Coluna semanal do jornalista, doutor em Comunicação Social e professor Oswaldo Coimbra
A inclemência de Roberto Carlos em relação ao escritor Paulo César de Araújo se tornou um escândalo internacional. Chegou até àqueles países dos continentes americanos e europeus nos quais o cantor se tornou conhecido, ao longo de sua duradoura carreira. O caso é muito conhecido: Araújo durante 14 anos pesquisou a vida e a trajetória artística do artista. Depois escreveu “Roberto Carlos em detalhes” considerado um trabalho sério, produzido com o talento dos bons escritores, através do qual seu autor expressou de modo intenso e profundo indisfarçável admiração pelo cantor. Roberto, no entanto, não aceitou a obra. E montou uma grande, e cara, equipe de advogados para impedir a venda dela. A alegação de Roberto: Araújo quis se apropriar da história dele. Alegação obviamente despropositada. Pois poucas pessoas públicas de nosso país tem, como Roberto, uma história tão minuciosamente acompanhada, passo a passo, há mais de meio século, nos espaços de inúmeros órgãos de comunicação de massa.
No desenrolar deste caso a cena mais dramática ocorreu num prédio do Tribunal de Justiça de São Paulo, no bairro da Barra Funda. Numa audiência de conciliação, a equipe de advogados de Roberto forçou e conseguiu que a Editora Planeta, responsável pela publicação do livro de Araújo, aceitasse a proibição de voltar aquela obra. E mais: a editora foi obrigada a entregar para Roberto os 10.000 exemplares dela que ainda tinha estocado. Os já distribuídos teriam de ser recomprados pela editora e igualmente entregues ao cantor. Quando aquele acordo esdrúxulo foi assinado, o escritor despencou da frágil situação de equilíbrio psicológico em que tentava se manter, desde o início daquele caso. Diante de Roberto, dos advogados e do juiz, ele chorou convulsivamente.
Tornara-se evidente para Araújo o contraste entre Roberto Carlos estudado por ele – o cantor de timbre moderno e repertório irregular, para muitos, o melhor retrato da alma brasileira – e o homem real colocado ali na frente dele desnudo, naquele Tribunal de Justiça, na sua obsessão em perseguir aquela pesquisa.
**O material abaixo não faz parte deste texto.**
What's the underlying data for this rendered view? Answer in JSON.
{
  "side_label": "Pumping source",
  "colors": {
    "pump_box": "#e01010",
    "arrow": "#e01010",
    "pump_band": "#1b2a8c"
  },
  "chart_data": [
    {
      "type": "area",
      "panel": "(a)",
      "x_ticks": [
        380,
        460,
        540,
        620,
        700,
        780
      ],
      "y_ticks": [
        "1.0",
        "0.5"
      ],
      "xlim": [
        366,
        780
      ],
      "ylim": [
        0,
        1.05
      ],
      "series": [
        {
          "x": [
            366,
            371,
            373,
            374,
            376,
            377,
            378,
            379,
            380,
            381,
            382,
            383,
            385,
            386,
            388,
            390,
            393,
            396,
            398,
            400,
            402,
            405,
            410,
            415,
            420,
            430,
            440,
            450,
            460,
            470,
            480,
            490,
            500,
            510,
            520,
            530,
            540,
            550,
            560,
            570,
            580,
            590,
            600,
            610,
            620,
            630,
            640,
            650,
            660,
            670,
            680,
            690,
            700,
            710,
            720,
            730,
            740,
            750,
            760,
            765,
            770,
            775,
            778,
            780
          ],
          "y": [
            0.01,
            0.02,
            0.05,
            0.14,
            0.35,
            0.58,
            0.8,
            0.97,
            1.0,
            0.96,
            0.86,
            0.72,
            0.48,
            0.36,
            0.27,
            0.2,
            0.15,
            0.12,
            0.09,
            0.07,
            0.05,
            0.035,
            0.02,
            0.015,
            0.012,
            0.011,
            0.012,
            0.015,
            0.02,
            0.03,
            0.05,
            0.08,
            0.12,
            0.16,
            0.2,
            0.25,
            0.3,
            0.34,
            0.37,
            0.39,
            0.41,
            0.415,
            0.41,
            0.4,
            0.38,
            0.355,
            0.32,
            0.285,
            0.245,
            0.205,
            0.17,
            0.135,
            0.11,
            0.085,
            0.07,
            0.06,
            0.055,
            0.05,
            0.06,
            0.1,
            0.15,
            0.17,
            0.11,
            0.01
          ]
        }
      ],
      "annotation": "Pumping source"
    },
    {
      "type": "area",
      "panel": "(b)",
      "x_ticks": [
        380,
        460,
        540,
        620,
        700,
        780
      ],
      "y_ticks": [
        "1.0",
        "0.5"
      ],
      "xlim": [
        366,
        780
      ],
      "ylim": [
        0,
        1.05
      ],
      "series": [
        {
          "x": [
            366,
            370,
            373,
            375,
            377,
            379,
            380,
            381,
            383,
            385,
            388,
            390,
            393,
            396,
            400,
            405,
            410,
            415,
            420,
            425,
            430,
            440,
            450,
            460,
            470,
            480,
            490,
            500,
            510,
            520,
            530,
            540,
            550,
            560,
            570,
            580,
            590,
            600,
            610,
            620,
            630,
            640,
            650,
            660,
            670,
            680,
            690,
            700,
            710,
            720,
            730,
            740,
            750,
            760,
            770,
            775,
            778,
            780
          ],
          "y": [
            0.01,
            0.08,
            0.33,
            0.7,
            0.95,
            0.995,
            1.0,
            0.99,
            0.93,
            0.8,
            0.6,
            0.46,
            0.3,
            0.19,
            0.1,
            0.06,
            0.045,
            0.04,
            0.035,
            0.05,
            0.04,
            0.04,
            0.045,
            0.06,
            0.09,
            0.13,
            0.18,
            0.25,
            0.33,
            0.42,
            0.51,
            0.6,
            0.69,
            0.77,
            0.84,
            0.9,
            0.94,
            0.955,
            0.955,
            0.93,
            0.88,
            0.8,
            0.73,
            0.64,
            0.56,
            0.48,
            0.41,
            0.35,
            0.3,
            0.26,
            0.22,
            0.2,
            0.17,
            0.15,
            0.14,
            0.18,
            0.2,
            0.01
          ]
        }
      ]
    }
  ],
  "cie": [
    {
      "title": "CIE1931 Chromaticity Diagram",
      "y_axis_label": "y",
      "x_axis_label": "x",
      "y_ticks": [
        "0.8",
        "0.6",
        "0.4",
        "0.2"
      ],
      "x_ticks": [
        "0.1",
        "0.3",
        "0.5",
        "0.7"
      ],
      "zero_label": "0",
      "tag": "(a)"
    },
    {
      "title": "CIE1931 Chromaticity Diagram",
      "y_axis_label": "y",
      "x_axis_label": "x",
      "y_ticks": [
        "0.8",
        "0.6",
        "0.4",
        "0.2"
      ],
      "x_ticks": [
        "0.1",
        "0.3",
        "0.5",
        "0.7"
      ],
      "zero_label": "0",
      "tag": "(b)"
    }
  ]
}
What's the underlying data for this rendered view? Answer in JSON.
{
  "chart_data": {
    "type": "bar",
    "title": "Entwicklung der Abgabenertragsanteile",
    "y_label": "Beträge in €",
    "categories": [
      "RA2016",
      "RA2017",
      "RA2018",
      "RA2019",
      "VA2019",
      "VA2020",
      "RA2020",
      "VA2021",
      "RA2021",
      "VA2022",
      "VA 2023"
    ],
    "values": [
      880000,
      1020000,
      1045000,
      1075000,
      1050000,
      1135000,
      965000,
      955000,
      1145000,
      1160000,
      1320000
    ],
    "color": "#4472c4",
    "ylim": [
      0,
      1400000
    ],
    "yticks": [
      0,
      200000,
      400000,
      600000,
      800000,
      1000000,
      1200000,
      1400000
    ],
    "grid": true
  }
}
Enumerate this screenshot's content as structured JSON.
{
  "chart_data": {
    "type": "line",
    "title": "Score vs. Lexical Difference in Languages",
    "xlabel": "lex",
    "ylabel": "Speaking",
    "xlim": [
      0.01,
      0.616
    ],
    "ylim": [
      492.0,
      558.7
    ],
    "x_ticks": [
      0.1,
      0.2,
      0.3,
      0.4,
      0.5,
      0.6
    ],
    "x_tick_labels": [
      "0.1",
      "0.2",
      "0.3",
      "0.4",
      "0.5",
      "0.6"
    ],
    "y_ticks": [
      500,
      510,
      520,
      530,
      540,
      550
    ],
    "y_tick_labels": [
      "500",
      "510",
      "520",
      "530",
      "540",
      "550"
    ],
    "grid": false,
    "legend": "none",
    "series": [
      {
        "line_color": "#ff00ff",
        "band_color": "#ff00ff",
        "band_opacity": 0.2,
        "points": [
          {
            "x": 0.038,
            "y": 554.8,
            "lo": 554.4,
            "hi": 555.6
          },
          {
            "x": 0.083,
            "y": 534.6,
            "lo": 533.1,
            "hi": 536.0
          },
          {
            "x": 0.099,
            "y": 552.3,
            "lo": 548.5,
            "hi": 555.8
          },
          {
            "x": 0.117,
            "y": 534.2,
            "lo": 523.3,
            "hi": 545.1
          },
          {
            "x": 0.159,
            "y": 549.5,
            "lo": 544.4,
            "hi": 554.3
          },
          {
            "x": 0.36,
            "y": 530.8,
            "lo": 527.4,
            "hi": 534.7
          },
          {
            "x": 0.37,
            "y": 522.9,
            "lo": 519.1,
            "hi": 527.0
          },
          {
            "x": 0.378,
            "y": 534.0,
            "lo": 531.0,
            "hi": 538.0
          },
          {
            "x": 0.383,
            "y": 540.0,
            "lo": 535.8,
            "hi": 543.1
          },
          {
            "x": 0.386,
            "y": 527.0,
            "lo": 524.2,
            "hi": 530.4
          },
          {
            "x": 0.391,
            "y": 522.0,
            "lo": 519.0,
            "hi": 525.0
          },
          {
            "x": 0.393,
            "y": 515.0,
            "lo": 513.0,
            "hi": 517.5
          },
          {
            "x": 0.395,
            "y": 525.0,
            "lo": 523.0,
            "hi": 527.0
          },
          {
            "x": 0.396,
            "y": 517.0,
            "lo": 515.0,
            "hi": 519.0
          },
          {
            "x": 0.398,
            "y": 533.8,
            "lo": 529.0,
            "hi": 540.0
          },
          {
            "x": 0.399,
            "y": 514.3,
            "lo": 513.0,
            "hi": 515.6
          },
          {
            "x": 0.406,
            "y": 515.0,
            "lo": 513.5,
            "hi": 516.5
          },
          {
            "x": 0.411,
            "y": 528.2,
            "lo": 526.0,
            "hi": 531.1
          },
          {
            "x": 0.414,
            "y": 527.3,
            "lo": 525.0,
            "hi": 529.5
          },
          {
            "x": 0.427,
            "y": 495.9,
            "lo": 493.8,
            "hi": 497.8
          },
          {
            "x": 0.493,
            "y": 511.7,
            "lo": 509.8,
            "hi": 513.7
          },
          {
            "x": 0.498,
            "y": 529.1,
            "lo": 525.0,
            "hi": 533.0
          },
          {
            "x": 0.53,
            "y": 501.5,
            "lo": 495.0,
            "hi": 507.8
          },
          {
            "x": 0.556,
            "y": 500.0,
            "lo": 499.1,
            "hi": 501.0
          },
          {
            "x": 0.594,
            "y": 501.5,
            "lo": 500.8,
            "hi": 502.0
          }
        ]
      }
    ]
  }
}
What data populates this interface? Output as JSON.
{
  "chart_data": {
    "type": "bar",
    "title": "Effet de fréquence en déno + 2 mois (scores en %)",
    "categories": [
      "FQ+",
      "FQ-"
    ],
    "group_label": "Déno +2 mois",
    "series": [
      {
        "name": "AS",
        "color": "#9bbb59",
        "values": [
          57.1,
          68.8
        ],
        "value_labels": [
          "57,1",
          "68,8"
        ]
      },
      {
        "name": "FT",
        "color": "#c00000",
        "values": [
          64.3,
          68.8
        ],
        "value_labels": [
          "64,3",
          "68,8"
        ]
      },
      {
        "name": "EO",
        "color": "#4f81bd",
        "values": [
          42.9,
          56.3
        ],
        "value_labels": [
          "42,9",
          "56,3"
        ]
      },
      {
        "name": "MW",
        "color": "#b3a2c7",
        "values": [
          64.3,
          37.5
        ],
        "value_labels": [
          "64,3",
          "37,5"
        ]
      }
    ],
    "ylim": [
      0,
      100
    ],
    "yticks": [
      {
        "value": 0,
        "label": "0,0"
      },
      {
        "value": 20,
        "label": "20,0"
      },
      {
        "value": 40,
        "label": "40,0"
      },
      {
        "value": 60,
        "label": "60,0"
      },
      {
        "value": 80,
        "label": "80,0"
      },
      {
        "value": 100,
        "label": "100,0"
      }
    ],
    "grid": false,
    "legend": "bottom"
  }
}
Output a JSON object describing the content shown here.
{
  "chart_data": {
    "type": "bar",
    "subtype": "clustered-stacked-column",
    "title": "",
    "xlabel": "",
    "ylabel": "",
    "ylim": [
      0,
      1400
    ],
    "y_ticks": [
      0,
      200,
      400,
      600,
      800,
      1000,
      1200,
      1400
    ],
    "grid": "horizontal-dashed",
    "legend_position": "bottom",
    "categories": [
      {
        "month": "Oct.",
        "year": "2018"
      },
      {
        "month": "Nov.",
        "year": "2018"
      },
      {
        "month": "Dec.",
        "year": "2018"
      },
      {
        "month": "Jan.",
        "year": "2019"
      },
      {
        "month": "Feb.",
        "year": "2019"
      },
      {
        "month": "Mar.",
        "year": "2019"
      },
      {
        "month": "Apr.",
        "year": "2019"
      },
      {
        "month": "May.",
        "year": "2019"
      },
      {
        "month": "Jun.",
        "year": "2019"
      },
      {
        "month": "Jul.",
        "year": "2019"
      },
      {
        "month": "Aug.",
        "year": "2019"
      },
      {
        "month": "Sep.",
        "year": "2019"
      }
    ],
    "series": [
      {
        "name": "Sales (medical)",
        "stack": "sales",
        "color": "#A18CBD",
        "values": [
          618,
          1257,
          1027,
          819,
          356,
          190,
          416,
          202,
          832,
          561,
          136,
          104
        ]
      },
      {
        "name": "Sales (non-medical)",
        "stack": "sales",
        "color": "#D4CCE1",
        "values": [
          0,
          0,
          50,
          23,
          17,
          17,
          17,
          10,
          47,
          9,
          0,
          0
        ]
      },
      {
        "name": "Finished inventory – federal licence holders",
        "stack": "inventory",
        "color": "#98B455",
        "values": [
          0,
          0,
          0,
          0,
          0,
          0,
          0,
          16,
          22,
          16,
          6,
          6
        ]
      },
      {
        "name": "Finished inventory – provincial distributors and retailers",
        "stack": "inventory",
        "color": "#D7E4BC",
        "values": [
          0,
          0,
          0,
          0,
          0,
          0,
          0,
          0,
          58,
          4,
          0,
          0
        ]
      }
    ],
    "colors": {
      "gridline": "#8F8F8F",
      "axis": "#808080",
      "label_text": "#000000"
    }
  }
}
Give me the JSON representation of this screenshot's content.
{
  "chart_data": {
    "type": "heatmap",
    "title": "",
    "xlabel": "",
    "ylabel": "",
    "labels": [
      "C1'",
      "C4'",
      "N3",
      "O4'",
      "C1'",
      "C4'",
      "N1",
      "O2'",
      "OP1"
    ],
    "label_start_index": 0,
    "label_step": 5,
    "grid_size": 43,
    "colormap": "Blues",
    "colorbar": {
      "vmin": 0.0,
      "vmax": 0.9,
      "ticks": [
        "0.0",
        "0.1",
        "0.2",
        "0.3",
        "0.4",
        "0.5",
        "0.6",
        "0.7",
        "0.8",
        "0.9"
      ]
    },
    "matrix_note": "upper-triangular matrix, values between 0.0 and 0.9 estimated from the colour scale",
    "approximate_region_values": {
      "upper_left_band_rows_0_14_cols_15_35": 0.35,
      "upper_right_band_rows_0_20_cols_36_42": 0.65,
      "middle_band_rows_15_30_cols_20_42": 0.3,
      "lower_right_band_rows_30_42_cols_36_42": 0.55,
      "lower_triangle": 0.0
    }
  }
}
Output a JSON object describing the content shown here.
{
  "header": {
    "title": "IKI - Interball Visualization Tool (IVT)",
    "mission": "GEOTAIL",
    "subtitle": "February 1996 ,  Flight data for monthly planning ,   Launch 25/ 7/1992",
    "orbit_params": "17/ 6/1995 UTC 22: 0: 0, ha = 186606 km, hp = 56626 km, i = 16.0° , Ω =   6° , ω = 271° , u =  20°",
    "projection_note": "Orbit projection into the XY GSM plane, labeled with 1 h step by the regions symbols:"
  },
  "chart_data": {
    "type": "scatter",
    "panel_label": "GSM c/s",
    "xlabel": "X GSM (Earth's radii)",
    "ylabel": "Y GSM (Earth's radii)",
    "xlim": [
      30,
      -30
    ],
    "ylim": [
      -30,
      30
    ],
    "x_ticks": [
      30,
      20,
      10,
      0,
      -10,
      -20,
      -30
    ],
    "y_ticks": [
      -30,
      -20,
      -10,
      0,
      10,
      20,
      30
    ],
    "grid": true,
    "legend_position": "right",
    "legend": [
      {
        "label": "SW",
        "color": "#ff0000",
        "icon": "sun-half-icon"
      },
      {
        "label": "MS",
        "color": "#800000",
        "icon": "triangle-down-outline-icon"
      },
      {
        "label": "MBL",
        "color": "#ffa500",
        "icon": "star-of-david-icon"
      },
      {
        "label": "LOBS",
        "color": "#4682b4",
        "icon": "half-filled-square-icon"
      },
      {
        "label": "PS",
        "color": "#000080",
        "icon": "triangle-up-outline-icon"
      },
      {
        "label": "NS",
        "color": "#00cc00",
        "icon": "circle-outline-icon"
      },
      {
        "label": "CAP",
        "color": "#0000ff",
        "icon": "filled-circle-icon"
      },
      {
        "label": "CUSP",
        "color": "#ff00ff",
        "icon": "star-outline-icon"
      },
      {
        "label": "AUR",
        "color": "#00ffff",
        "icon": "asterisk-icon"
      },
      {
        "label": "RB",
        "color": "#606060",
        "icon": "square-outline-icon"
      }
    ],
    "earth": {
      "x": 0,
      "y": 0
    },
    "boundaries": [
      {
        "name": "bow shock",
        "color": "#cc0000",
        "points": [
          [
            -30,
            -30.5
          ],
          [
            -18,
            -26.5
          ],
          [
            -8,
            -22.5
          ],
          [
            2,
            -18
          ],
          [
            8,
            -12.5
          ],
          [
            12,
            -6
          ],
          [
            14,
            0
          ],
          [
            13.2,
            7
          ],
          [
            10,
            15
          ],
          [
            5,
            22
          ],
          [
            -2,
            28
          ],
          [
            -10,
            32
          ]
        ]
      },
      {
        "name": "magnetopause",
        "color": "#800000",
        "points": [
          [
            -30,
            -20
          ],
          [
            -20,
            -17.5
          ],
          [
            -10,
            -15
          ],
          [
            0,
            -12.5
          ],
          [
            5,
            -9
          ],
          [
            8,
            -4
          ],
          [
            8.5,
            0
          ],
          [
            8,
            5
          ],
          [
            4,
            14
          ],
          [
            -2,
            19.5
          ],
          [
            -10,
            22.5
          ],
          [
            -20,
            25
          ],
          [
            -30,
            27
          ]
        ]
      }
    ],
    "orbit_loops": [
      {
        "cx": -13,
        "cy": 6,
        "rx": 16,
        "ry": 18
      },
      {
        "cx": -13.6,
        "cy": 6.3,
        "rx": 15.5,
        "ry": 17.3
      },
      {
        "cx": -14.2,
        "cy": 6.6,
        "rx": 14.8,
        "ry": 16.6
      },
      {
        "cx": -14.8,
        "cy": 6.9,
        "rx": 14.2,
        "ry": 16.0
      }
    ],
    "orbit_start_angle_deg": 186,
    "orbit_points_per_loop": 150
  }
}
Desde aquele dia, o tempo transcorrido tornou claro o seguinte: nem Araújo, nem Roberto mudaram, desde então. Araújo escreveu outro livro, desta vez dedicado exclusivamente à reconstituição do que aconteceu com aquela sua pesquisa, intitulado “O réu e o rei”. Nele, mais uma vez, ele revelou seu valor como pesquisador e como escritor. Todos os episódios que revelaram a firme intolerância de Roberto foram incluídos neste novo livro. Mas, surpreendentemente, Araújo continuou tratando Roberto como seu maior ídolo. Por seu lado, Roberto teve de suportar todo tipo de pressão para a obra de Araújo fosse liberada por ele. Desde seus amigos mais próximos até a imprensa, do Brasil e de outros países cobraram esta atitude dele. E nada o moveu até aqui.
O que isto significa? Araújo – é óbvio – precisa continuar cultivando o sentimento de admiração por Roberto que o levou a uma dolorosíssima frustração. Mas, que, ao mesmo tempo, o estimulou a escrever os dois livros com os quais se firmou definitivamente no ambiente intelectual do Brasil, como escritor respeitável. De outro lado – é óbvio também -, o conhecido comportamento obsessivo-compulsivo de Roberto Carlos, manifestado por inúmeras implicâncias dele com cores, números, palavras, é despertado quando sua biografia está em discussão.
Dois seres humanos, num conflito insuperável. Ambos, como os demais, marcados por seus sinais característicos. De fragilidade e grandeza.